Parametric Hat Blocks

As part of a series of projects for Pork Pie Hatters, I’ve been reviving some old hat making equipment through a combination of laser cutting, CNC milling, and some older tried and true fabrication techniques. My favorite of these projects has been a series of hat blocks designed in SolidWorks and milled in ash.

The five Phrenology hats: Adler, Kinsey, Maslow, Freud, and Briggs.

The goal has been to recreate a number of classic hat styles for a complete production run of custom hats. The hats themselves are being fabricated at the Pork Pie Hatters Williamsbug shop. The major challenge of this project has been to recreate a complete series of hat blocks from a series of reference forms and drawings, keeping in mind the key elements crucial to each particular hat style. It would be simple to make a series of hat blocks fit for a complete set of head sizes by taking a single design and scaling it up or down. But, the crucial gesture of each design would be lost. The features like pinches in the front, the curve of the ridge along the crest of the hat, the indent at the top of a pork pie, all shift and scale independently to work holistically on different sized heads.

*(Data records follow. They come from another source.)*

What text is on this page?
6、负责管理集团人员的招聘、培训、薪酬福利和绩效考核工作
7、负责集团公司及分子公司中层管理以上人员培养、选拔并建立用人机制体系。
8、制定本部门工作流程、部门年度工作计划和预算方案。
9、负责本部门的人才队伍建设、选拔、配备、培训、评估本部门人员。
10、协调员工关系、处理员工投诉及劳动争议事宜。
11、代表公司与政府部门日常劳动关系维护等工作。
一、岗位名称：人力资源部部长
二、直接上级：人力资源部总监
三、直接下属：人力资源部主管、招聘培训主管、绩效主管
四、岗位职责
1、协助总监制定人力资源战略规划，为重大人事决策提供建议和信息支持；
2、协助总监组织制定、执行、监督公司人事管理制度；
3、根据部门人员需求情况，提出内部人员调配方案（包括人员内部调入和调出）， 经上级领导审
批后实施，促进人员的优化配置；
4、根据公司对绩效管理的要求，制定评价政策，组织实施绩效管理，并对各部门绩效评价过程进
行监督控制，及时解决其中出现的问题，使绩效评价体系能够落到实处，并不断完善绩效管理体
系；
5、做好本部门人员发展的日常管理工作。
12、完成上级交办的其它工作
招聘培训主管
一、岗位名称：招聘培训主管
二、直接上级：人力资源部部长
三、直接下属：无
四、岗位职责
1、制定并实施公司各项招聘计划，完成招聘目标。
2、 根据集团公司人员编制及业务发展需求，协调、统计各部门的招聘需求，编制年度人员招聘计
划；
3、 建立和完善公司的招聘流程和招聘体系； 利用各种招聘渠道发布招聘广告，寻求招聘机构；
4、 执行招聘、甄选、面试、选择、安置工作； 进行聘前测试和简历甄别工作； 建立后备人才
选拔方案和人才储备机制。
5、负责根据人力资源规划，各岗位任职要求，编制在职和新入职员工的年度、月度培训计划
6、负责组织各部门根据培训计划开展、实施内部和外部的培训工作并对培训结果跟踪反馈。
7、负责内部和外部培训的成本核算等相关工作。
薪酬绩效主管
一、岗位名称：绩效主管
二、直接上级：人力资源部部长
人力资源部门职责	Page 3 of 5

The process I finally came to was scanning my references in 123D Catch (see the models here), making CAD models of Sean’s equipment, taking orthographic reference photos, and bringing everything into SolidWorks to make models that took all these factors into account and could scale features parametically. This has been the first major experiment I’ve ever done with surface modeling, and even though the process was very taxing and frustrating to begin with, the resulting models are even better than I’d initially pictured.

The first machined prototype.

The best part of modeling these shapes using surfaces is that I’ve been able to create gesture lines that can each scale independently or remain fixed as the hat size (measured in the circumference of the band) shifts. I can shape surfaces made from these lines with a lot of precision and cut them with other surfaces to get exactly the gesture I’m looking for in the blocks. It also allows me to make the kind of decisions that come naturally when shaping a piece of wood by hand. Controlling the surfaces that make up the blocks with curves means that I can shift splines and control points to take out extrinsic bumps and details that spoil the clean aesthetic without completely reorganizing how the model is made. Often times it was simple to pull a line here or measurement there and test how that change would effect the complete series of hat sizes in one go.

All of the variations laid out in SolidWorks

Of course, there was a lot of keyboard banging and hair pulling when models decided they could no longer find valid solutions or mysteriously stopped rebuilding. I can’t tell you the number of times I’ve stared, flabbergasted, at a sweep that decided to form the most complicated, invalid, twisted surface possible rather than make the short elegant jump between two nearby points. I’ve accidentally made a lot of cronuts.

A Maslow hat block. Photo by Numidas Prasarn.

The prototypes in this series have been fabricated by Gotham Machine, and came out incredibly well. You can see a video of the first prototype getting machined here. You can see the final models over here on SketchFab.